When Lere Olayinka, media aide to FCT Minister Nyesom Wike, posted screenshots of Nollywood actor Emeka Ike’s voter registration details on X on May 30, he was trying to make a political point.
What he inadvertently revealed is something far more troubling: that Nigeria’s voter database, holding the personal information of over 90 million citizens, may be far more exposed than the Independent National Electoral Commission (INEC) wants the public to believe.
EDITOR’S PICKS
INEC’s response, issued Tuesday, was thin. The commission confirmed that the voter information was accessed using valid staff credentials and subsequently released without authorisation. It offered assurances that there was no external hacking, no system-wide compromise, and that the incident concerned only one specific voter record.
But that reassurance raises more questions than it answers.
One Record — Or Many?
The critical question INEC has not answered is this: how many other voter records did the user account in question access and potentially made available to Olayinka and others?
The commission’s statement identifies a specific user account through its audit trail and confirms that authorised INEC registration officers were provided with controlled access to certain elements of the CVR system to process registrations, transfers, and updates.

That access, by its nature, is broad. If a single authorised account could pull up Ike’s application number, VIN, registration centre, profile photograph, and date of application — all the personal information displayed in the screenshots — what else could it pull up, and for whom?
It is difficult to accept, without evidence, that Emeka Ike was the only person whose data was retrieved by this account. Olayinka’s apparent motive was political targeting. Political targeting rarely stops at one name.

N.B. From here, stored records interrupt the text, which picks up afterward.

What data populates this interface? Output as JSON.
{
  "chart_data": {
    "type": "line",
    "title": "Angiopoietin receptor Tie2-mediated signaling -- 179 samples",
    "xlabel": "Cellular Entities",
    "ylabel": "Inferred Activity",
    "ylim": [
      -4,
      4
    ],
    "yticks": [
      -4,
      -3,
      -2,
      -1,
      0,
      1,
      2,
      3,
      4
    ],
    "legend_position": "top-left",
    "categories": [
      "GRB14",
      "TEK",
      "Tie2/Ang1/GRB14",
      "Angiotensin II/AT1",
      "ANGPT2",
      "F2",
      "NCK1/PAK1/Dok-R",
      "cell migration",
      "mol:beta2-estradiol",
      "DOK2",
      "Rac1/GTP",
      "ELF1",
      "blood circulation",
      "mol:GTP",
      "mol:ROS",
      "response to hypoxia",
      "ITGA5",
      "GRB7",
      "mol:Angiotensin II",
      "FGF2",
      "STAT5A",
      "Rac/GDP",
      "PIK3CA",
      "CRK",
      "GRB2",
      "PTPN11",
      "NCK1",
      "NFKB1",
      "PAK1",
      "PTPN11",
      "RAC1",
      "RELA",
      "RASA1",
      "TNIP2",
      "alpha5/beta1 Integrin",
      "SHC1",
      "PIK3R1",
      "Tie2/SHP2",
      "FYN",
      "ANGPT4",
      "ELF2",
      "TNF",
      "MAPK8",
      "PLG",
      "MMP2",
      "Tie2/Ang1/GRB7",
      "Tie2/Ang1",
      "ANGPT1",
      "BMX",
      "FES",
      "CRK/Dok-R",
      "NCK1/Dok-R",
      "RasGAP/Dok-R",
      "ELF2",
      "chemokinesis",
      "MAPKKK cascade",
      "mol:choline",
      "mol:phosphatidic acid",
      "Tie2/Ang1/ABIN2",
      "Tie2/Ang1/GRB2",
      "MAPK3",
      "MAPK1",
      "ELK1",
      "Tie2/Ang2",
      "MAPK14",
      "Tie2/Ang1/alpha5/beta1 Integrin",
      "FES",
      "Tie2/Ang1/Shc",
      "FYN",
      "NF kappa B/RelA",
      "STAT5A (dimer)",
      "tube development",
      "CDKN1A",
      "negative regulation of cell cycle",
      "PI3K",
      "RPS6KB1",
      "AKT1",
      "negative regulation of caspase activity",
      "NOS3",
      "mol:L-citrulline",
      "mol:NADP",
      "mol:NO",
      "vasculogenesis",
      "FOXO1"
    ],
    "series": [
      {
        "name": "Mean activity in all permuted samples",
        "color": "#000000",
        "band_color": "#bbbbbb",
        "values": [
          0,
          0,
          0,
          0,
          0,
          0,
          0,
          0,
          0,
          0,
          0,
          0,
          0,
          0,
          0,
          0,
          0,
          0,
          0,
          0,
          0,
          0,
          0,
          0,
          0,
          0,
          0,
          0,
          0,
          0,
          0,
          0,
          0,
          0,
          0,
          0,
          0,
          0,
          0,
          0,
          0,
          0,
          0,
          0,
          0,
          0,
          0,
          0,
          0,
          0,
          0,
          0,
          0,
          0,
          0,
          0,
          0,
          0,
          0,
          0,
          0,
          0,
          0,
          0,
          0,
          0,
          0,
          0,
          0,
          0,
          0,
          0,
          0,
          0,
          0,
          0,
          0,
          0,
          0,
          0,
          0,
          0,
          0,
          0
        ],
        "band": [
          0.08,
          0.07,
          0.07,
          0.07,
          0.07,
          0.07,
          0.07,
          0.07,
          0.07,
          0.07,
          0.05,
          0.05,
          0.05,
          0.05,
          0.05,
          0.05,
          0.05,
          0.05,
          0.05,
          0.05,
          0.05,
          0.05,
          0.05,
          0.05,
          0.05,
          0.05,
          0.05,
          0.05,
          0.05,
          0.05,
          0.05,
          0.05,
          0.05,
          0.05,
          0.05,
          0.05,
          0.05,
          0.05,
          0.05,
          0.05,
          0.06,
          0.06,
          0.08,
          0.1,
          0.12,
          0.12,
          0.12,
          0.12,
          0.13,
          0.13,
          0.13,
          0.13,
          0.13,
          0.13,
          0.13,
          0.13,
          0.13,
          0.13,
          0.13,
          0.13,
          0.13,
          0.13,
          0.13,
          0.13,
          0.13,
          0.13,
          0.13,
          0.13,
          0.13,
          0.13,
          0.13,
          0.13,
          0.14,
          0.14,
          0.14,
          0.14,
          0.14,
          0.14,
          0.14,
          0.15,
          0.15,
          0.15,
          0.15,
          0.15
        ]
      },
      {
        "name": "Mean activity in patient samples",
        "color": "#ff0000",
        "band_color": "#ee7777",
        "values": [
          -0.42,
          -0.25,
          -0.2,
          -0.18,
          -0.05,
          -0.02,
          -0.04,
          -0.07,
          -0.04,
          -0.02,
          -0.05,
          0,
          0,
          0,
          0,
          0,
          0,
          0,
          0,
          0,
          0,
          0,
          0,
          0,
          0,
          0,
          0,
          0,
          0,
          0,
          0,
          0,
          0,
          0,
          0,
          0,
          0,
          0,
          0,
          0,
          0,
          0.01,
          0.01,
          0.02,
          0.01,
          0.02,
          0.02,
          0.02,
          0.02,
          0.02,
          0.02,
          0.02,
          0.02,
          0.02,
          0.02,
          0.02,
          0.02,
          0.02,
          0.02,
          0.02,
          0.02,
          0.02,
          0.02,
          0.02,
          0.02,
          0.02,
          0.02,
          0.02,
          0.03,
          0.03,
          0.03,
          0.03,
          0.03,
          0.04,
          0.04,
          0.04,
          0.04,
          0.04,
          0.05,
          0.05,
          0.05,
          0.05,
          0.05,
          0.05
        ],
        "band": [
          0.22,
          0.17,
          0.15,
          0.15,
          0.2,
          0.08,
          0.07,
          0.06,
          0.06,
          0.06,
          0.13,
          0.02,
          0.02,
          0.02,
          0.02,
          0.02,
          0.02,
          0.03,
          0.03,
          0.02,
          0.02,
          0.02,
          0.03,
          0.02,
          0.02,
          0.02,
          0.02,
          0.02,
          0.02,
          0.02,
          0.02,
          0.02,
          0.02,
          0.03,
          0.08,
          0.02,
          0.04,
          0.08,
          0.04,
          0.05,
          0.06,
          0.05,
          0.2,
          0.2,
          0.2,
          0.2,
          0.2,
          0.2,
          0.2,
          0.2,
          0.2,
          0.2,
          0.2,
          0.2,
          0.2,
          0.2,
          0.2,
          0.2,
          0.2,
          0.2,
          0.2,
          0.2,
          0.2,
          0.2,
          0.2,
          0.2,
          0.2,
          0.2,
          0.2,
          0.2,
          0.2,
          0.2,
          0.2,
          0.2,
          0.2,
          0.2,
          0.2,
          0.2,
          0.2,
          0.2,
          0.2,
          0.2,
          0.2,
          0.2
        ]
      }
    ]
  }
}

A Privacy Violation Left Standing
Four days after the post went live, it remained on Olayinka’s X page. The screenshots — containing a citizen’s voter identification details sourced from a restricted government portal — have not been taken down. No authority has compelled their removal.
Emeka Ike was a registered voter in Imo State.
He only transferred his INEC Registration to the FCT on May 15, 2026 (15 days ago).
And he wants to contest for House of Reps in Abuja!
Someone who has never voted in the FCT o.
What happened to his Imo State?
This Obidient people… pic.twitter.com/QXNwneEgeD
— Lere Olayinka – Aresa 1 (@OlayinkaLere) May 30, 2026
Ike described the act as “the height of political rascality,” warning that Olayinka was effectively telling every Nigerian: “Whoever you are, I can pull your information from anywhere and do what I want.”
That charge deserves to be taken seriously, not merely as an aggrieved reaction from a losing aspirant, but as a precise description of what happened. A government-connected official accessed a restricted state database and used what he found to publicly humiliate a political opponent. The post remains live.

This is not a minor administrative lapse. Nigeria’s data protection framework, under the Nigeria Data Protection Act 2023, imposes obligations on data controllers and processors. INEC is a data controller. The unlawful disclosure of a registered voter’s personal information — and its continued public availability — demands a response beyond an internal audit.
What Must INEC and the DSS Actually Do?
INEC has promised to “cooperate fully with all relevant security agencies and will not hesitate to refer any person found culpable for appropriate legal action,” and the DSS has reportedly commenced an independent investigation. But promises of referrals are not accountability.
The questions that need answers are direct: Was the relevant user account suspended immediately upon identification? Was access to the CVR portal by non-INEC personnel — including political appointees and their staff — ever formally authorised, and under what authority? And critically, will INEC publish the full scope of what was accessed from that account, not just the one record it has admitted to?
FURTHER READING
A voter database is among the most sensitive repositories of citizen data a government can hold. Its integrity is not merely a technical matter, it is a democratic one. INEC’s statement, as it stands, tells Nigerians what did not happen. What they need to know is the full account of what did.